A QR code decoder reads the data hidden inside a Quick Response code — a URL, a Wi-Fi login, a contact card, or plain text. This tool does it without a camera and without uploading anything: drop an image of a QR code and it is decoded right in your browser.
How it works
QR decoding is a small computer-vision pipeline:
- Load and grayscale. The image is drawn onto an HTML canvas and each pixel reduced to a single brightness value.
- Binarise. Otsu’s method picks the brightness threshold that best separates dark modules from light ones, turning the image into pure black and white.

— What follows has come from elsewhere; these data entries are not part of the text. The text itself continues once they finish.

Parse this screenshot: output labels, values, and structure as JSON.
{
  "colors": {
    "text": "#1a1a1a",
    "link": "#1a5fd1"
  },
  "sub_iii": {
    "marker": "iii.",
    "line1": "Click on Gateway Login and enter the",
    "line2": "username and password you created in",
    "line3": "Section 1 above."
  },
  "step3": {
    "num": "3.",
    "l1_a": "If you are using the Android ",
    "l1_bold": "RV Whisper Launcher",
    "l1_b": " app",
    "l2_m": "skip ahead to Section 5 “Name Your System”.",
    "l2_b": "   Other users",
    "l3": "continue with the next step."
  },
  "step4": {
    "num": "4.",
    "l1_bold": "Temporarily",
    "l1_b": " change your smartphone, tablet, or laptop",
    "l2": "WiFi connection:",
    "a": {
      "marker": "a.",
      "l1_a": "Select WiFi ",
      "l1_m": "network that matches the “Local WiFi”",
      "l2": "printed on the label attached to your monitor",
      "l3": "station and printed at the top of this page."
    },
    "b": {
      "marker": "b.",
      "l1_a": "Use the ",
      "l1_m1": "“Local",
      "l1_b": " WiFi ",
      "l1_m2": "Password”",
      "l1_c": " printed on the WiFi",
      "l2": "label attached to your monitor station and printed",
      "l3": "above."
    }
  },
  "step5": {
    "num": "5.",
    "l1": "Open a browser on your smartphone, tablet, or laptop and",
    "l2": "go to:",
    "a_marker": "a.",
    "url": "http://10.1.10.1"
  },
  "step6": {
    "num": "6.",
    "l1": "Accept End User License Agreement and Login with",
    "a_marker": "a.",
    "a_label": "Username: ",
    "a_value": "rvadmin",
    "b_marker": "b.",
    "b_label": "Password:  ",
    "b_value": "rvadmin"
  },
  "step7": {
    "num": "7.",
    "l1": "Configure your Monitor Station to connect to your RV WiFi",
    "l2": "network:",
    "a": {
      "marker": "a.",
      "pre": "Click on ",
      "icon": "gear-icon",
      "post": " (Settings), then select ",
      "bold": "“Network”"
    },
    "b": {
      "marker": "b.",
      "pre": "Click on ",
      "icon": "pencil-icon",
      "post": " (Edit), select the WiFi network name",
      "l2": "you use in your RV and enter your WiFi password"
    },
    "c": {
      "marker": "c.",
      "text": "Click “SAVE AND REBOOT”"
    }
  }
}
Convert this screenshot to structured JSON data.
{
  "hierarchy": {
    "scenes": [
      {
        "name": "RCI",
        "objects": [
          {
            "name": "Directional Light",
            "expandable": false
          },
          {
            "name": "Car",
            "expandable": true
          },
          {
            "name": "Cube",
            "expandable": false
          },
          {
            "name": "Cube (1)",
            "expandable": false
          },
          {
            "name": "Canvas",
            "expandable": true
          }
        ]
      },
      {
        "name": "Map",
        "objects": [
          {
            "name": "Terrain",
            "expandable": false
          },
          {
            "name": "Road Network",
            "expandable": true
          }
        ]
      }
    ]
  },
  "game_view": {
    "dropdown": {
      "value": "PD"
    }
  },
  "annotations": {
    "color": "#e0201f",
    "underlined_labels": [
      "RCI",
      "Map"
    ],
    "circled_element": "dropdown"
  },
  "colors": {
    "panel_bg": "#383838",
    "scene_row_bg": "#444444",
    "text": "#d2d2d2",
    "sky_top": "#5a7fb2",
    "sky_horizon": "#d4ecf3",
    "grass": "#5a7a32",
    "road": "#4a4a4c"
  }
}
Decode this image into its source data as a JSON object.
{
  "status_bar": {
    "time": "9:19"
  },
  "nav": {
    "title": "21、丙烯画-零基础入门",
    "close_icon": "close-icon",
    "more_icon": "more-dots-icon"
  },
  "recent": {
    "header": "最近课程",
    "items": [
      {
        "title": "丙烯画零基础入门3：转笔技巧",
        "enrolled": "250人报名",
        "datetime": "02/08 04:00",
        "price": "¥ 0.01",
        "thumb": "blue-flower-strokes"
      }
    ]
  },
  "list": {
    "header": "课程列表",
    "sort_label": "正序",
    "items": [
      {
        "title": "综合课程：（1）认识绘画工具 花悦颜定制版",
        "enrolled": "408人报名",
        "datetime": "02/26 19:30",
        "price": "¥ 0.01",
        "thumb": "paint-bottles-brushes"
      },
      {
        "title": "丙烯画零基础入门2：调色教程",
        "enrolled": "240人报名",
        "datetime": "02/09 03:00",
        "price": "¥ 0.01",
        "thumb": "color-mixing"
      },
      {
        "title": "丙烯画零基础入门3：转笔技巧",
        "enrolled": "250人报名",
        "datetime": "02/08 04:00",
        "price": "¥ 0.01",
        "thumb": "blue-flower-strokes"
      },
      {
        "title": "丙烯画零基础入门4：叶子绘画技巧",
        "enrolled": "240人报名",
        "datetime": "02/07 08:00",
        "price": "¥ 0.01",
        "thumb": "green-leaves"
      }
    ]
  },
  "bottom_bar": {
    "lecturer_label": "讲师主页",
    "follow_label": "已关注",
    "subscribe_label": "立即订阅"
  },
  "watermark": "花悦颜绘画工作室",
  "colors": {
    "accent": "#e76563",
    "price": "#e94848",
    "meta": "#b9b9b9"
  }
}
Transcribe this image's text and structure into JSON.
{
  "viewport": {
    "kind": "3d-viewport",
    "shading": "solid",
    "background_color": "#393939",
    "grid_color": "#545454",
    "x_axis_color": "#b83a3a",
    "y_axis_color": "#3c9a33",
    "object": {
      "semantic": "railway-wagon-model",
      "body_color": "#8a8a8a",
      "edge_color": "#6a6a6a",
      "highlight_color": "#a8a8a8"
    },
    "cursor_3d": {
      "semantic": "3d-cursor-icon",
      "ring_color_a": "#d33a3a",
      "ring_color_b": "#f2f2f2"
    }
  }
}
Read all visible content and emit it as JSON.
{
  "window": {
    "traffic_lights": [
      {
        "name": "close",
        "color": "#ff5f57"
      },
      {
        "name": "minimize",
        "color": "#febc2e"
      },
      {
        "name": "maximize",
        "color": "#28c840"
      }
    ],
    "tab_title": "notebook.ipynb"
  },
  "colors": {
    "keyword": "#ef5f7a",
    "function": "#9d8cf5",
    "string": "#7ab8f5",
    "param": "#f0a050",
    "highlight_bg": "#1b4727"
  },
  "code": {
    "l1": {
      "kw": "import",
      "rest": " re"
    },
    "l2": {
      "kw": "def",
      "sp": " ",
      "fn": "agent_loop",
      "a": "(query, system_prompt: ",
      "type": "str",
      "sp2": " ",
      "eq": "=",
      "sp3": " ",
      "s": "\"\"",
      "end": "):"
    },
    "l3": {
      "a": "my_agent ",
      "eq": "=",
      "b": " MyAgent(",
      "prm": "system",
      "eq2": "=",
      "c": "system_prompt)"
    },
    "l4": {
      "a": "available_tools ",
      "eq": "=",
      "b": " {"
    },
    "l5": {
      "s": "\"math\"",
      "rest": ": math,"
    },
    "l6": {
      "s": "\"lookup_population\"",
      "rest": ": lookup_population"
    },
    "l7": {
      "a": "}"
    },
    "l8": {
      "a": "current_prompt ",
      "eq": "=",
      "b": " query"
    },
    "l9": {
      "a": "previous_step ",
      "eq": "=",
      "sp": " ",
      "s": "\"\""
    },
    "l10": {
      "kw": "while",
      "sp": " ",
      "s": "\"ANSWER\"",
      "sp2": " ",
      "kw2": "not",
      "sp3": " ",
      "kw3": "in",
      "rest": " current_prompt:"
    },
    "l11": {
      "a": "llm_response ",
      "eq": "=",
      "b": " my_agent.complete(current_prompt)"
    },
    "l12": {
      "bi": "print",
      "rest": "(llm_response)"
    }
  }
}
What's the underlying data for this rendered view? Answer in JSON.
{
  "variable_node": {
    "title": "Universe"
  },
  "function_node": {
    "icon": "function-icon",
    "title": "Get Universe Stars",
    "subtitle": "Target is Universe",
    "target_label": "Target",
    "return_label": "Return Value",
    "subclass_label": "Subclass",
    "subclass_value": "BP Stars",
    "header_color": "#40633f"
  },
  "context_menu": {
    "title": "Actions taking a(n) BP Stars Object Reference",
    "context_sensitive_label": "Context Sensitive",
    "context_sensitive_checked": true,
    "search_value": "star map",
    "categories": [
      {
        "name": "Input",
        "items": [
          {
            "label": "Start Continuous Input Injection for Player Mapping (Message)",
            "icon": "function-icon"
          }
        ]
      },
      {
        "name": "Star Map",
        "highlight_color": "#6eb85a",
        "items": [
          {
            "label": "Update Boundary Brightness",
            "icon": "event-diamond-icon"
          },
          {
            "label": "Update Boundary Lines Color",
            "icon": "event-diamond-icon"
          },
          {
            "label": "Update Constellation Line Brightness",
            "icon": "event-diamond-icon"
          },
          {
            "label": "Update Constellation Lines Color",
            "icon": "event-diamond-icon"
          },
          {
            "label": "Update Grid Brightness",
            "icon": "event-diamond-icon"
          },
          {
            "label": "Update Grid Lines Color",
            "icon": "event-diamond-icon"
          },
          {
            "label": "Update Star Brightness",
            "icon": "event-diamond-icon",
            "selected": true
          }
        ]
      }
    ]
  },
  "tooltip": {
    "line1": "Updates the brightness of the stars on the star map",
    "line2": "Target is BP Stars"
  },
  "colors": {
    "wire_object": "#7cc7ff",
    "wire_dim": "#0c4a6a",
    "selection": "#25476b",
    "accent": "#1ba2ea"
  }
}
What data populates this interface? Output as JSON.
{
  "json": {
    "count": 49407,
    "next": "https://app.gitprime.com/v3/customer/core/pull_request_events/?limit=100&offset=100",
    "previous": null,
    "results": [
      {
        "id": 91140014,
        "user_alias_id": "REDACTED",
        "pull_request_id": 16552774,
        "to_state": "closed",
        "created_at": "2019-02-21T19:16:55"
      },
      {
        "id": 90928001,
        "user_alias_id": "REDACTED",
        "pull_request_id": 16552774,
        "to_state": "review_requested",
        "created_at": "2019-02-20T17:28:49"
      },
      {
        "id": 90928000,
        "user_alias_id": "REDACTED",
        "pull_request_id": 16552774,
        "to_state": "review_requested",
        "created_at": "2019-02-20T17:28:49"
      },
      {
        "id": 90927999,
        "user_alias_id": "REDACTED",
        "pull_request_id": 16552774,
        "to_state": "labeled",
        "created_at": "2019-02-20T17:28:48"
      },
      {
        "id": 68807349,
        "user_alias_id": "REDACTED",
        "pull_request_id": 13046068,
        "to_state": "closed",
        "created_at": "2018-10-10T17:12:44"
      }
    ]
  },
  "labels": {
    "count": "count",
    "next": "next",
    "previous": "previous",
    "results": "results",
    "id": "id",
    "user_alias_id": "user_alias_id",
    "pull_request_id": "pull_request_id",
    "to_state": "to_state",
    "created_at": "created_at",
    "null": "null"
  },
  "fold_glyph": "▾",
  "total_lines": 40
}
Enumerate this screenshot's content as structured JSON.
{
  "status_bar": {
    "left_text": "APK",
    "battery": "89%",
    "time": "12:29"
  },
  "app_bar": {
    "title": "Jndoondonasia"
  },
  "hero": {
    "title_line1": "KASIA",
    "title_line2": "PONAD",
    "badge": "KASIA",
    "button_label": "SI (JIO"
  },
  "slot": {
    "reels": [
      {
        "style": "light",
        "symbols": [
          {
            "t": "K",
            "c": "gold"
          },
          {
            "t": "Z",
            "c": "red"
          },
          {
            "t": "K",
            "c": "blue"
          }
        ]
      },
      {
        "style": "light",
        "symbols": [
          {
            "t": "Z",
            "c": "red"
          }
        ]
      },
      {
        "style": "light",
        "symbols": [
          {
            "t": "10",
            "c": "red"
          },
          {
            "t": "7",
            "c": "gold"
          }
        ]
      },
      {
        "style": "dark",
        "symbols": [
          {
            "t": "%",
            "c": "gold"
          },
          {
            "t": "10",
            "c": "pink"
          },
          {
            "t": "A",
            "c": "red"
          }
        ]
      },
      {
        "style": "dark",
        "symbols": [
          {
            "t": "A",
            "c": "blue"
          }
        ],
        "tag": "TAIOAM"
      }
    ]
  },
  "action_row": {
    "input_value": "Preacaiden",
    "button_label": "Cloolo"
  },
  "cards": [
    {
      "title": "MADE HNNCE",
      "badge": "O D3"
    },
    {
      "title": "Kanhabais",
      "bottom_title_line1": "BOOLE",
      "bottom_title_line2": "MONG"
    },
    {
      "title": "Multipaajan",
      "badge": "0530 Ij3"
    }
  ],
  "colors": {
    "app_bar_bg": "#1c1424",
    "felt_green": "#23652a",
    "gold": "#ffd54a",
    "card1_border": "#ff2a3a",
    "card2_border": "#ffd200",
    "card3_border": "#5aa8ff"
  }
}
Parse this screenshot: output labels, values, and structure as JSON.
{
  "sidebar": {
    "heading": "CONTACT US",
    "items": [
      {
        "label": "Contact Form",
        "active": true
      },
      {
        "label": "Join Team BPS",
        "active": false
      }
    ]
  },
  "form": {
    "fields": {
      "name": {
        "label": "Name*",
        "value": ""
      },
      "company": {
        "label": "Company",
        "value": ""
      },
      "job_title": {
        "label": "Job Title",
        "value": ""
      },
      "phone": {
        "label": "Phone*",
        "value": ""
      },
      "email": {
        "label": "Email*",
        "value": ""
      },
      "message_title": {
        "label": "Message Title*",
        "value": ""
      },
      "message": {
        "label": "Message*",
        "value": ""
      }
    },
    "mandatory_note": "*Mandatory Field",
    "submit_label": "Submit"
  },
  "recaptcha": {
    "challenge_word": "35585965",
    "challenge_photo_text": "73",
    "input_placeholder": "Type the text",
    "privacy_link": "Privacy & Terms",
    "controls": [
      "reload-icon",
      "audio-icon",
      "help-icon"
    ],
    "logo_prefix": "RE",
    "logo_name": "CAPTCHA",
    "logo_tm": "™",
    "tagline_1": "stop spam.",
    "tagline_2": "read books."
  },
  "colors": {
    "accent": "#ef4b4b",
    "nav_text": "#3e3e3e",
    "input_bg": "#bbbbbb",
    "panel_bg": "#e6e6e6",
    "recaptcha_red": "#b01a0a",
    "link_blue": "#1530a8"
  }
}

- Find the code. The three large corner squares — the finder patterns — are located by their characteristic
1:1:3:1:1run of dark and light, which fixes the grid’s position and module size. - Sample the grid. Each module’s centre is read as a single bit, reconstructing the matrix.
- Unmask and read. The format bits reveal which of the eight data masks was applied; reversing it and walking the modules in QR’s zig-zag order yields the bitstream, which is parsed into numeric, alphanumeric, or byte (UTF-8) characters.
Tips and notes
- For the cleanest read, use a sharp, high-contrast image taken straight on. A screenshot of an on-screen QR works perfectly.
- The result is labelled by type. A
WIFI:string, for example, is flagged as a Wi-Fi network so you can see at a glance what the code carries. - Because everything is local, this is a safe way to inspect a QR code’s destination before trusting it — decode first, then decide whether to visit the link.
- Very dense codes (high versions), heavy rotation, or damage may not decode; the tool tells you honestly instead of returning a wrong guess.